Se entiende que Alianza País no quiera hacer su duelo en público. Sin embargo, así como resultó pasmoso no oírles reflexionar cuando todo arrasaban, hoy es inquietante escuchar cómo maquillan la derrota. Y, sobre todo, cómo el oficialismo evita llamar las cosas por su nombre.

Los dirigentes que se expresaron ayer recogieron las explicaciones que dio el presidente el domingo. Esa noche no ensayó un análisis. Lo que hizo podría asimilarse más a palmadas de aliento dadas en la espalda de sus seguidores que a lecciones procesadas por un estratega.
En ese detalle se ve que el aparato correísta no reacciona. Se acostumbró al reflejo condicionado de oír al jefe y repetirlo con infinito amor. Ayer se dijo que en 15 días habrá un taller para evaluar el tsunami electoral del domingo. O se invocó la poca atención que merecieron, por parte de Augusto Barrera, por ejemplo, las obras pequeñas, porque se dedicó a promocionar las de mayor envergadura... En definitiva, el oficialismo se da 15 días para saber lo que ocurrió con el electorado en el país. También se dijo que, en ese lapso, compararán el mapa electoral que había con el que se dibujó el domingo.

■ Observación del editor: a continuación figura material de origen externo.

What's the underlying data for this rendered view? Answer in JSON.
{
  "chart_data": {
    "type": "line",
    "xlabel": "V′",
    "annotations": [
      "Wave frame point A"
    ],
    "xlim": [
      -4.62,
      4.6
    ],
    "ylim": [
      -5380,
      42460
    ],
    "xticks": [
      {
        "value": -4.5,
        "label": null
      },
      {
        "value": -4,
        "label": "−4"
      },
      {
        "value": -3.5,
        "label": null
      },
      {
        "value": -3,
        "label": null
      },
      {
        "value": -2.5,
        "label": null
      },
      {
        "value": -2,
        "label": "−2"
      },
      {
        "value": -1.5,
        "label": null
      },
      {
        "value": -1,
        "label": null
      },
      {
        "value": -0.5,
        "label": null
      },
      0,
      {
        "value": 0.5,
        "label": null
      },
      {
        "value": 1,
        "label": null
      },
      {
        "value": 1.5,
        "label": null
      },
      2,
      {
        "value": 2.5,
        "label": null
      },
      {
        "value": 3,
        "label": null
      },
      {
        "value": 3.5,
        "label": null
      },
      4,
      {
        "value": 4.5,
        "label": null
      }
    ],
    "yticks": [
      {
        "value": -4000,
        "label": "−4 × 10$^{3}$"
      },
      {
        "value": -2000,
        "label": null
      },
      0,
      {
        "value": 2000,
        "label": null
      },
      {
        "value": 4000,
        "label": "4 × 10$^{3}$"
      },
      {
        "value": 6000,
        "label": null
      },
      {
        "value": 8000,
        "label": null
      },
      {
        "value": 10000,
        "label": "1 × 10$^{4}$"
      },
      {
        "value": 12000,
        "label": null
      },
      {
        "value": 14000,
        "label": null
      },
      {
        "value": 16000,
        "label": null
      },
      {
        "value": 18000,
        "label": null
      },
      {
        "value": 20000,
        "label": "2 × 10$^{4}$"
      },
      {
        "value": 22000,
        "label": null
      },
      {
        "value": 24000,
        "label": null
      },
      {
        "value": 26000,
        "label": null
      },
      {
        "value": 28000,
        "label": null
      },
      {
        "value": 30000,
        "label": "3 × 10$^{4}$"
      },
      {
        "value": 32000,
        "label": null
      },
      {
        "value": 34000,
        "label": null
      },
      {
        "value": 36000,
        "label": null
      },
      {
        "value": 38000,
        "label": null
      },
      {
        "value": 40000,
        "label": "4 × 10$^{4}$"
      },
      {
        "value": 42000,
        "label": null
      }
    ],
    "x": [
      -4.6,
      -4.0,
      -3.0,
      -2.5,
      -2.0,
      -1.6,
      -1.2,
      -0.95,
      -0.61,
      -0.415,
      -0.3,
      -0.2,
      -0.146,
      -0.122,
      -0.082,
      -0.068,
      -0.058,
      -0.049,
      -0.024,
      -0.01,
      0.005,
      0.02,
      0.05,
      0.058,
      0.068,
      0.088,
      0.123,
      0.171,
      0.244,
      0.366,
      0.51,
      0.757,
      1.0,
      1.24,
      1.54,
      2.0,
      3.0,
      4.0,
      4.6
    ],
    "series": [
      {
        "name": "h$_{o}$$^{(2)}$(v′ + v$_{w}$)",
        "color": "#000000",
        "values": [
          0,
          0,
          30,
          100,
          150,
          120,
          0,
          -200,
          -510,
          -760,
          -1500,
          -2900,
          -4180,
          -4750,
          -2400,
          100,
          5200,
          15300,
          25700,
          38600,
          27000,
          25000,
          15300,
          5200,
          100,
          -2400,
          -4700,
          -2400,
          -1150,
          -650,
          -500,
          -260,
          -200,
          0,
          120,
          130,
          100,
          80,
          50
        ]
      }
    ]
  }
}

Ese ejercicio puede ocultar uno de los problemas políticos fundamentales que tiene el oficialismo. Para visualizarlo, basta con devolver la película: Correa se acostumbró a ganar demoliendo enemigos reales y molinos de viento creados por él y su aparato de propaganda. El éxito se basó, ciertamente, en la atención a los más desfavorecidos y en una obra pública impresionante. Pero también en políticas perversas que consisten en lastimar personas, extender como chicle la ley, cooptar otros poderes, violentar organizaciones sociales, convertir la justicia en una suerte de Robocop desalmado, crear puestos para funcionarios que parecen disfrutar el encargo de inquisidor...
Para sacar lecciones del pronunciamiento popular del 23-F, el correísmo debiera recurrir a dos ejercicios poco gratos: primero, prescindir del factor ideológico que Correa ensayó con poco éxito el domingo. Esa es una coartada que solo interesa a los más extremistas del correísmo. Y segundo, reconocer que aquello que le dio éxito en el pasado es hoy su mayor lastre.

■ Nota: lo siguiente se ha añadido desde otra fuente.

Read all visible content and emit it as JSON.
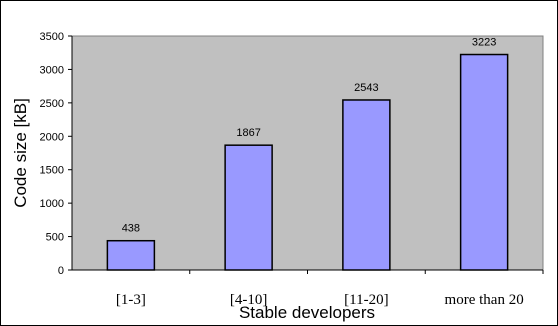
{
  "chart_data": {
    "type": "bar",
    "categories": [
      "[1-3]",
      "[4-10]",
      "[11-20]",
      "more than 20"
    ],
    "values": [
      438,
      1867,
      2543,
      3223
    ],
    "xlabel": "Stable developers",
    "ylabel": "Code size [kB]",
    "ylim": [
      0,
      3500
    ],
    "yticks": [
      0,
      500,
      1000,
      1500,
      2000,
      2500,
      3000,
      3500
    ],
    "grid": false,
    "legend": "none",
    "data_labels": true,
    "colors": {
      "plot_area": "#c0c0c0",
      "bar_fill": "#9999ff",
      "bar_stroke": "#000000"
    }
  }
}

¿Cómo se reinventan, entonces, un presidente y un movimiento que han producido obras, es cierto, pero también exabruptos, prepotencia y violaciones a la ley? Reinventarse implica responder a un interrogante de fondo: ¿cuál creen que es su elector? Una persona que espera obras, ¿está presta a firmar eternamente cheques en blanco y es fría como el mármol? ¿Es una persona que no se conmueve con los excesos de autoridad ni con las víctimas de un sistema desalmado pensado para demoler a los otros?

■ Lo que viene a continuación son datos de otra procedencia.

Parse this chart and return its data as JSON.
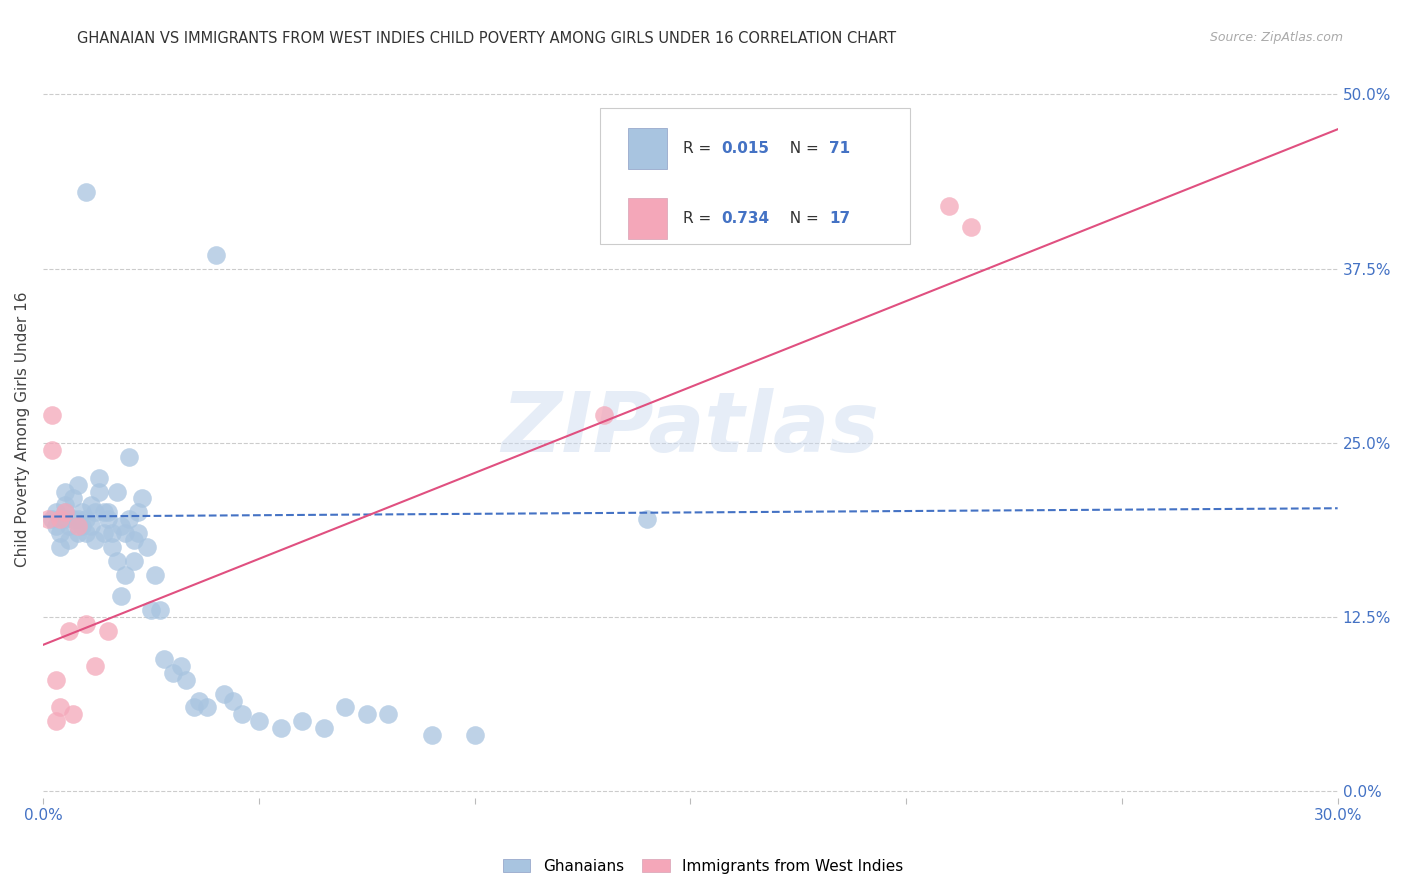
{
  "title": "GHANAIAN VS IMMIGRANTS FROM WEST INDIES CHILD POVERTY AMONG GIRLS UNDER 16 CORRELATION CHART",
  "source": "Source: ZipAtlas.com",
  "ylabel": "Child Poverty Among Girls Under 16",
  "ytick_labels": [
    "0.0%",
    "12.5%",
    "25.0%",
    "37.5%",
    "50.0%"
  ],
  "ytick_values": [
    0.0,
    0.125,
    0.25,
    0.375,
    0.5
  ],
  "xlim": [
    0.0,
    0.3
  ],
  "ylim": [
    -0.005,
    0.525
  ],
  "blue_color": "#a8c4e0",
  "blue_line_color": "#4472c4",
  "pink_color": "#f4a7b9",
  "pink_line_color": "#e05080",
  "background_color": "#ffffff",
  "grid_color": "#cccccc",
  "axis_label_color": "#4472c4",
  "blue_x": [
    0.002,
    0.003,
    0.003,
    0.004,
    0.004,
    0.005,
    0.005,
    0.005,
    0.005,
    0.006,
    0.006,
    0.007,
    0.007,
    0.008,
    0.008,
    0.008,
    0.009,
    0.009,
    0.01,
    0.01,
    0.01,
    0.011,
    0.011,
    0.012,
    0.012,
    0.013,
    0.013,
    0.014,
    0.014,
    0.015,
    0.015,
    0.016,
    0.016,
    0.017,
    0.017,
    0.018,
    0.018,
    0.019,
    0.019,
    0.02,
    0.02,
    0.021,
    0.021,
    0.022,
    0.022,
    0.023,
    0.024,
    0.025,
    0.026,
    0.027,
    0.028,
    0.03,
    0.032,
    0.033,
    0.035,
    0.036,
    0.038,
    0.04,
    0.042,
    0.044,
    0.046,
    0.05,
    0.055,
    0.06,
    0.065,
    0.07,
    0.075,
    0.08,
    0.09,
    0.1,
    0.14
  ],
  "blue_y": [
    0.195,
    0.19,
    0.2,
    0.185,
    0.175,
    0.2,
    0.195,
    0.205,
    0.215,
    0.19,
    0.18,
    0.195,
    0.21,
    0.185,
    0.195,
    0.22,
    0.19,
    0.2,
    0.185,
    0.195,
    0.43,
    0.19,
    0.205,
    0.18,
    0.2,
    0.215,
    0.225,
    0.2,
    0.185,
    0.195,
    0.2,
    0.185,
    0.175,
    0.215,
    0.165,
    0.19,
    0.14,
    0.185,
    0.155,
    0.195,
    0.24,
    0.18,
    0.165,
    0.2,
    0.185,
    0.21,
    0.175,
    0.13,
    0.155,
    0.13,
    0.095,
    0.085,
    0.09,
    0.08,
    0.06,
    0.065,
    0.06,
    0.385,
    0.07,
    0.065,
    0.055,
    0.05,
    0.045,
    0.05,
    0.045,
    0.06,
    0.055,
    0.055,
    0.04,
    0.04,
    0.195
  ],
  "pink_x": [
    0.001,
    0.002,
    0.003,
    0.004,
    0.005,
    0.006,
    0.007,
    0.008,
    0.01,
    0.012,
    0.015,
    0.13,
    0.21,
    0.215,
    0.002,
    0.003,
    0.004
  ],
  "pink_y": [
    0.195,
    0.27,
    0.05,
    0.195,
    0.2,
    0.115,
    0.055,
    0.19,
    0.12,
    0.09,
    0.115,
    0.27,
    0.42,
    0.405,
    0.245,
    0.08,
    0.06
  ],
  "blue_line_y0": 0.197,
  "blue_line_y1": 0.203,
  "pink_line_y0": 0.105,
  "pink_line_y1": 0.475,
  "watermark": "ZIPatlas"
}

¿En qué elector pensará el correísmo cuando haga su balance? ¿Y con qué palabras lo hará, pues trastocó el lenguaje? Y también las visiones: ¿acaso no está convencido de defender principios, libertades y valores, cuando es uno de los gobiernos que más los ha coartado?
Entender qué ocurrió el 23-F debería empezar por devolver el significado a las palabras. Llamar a una derrota, una derrota.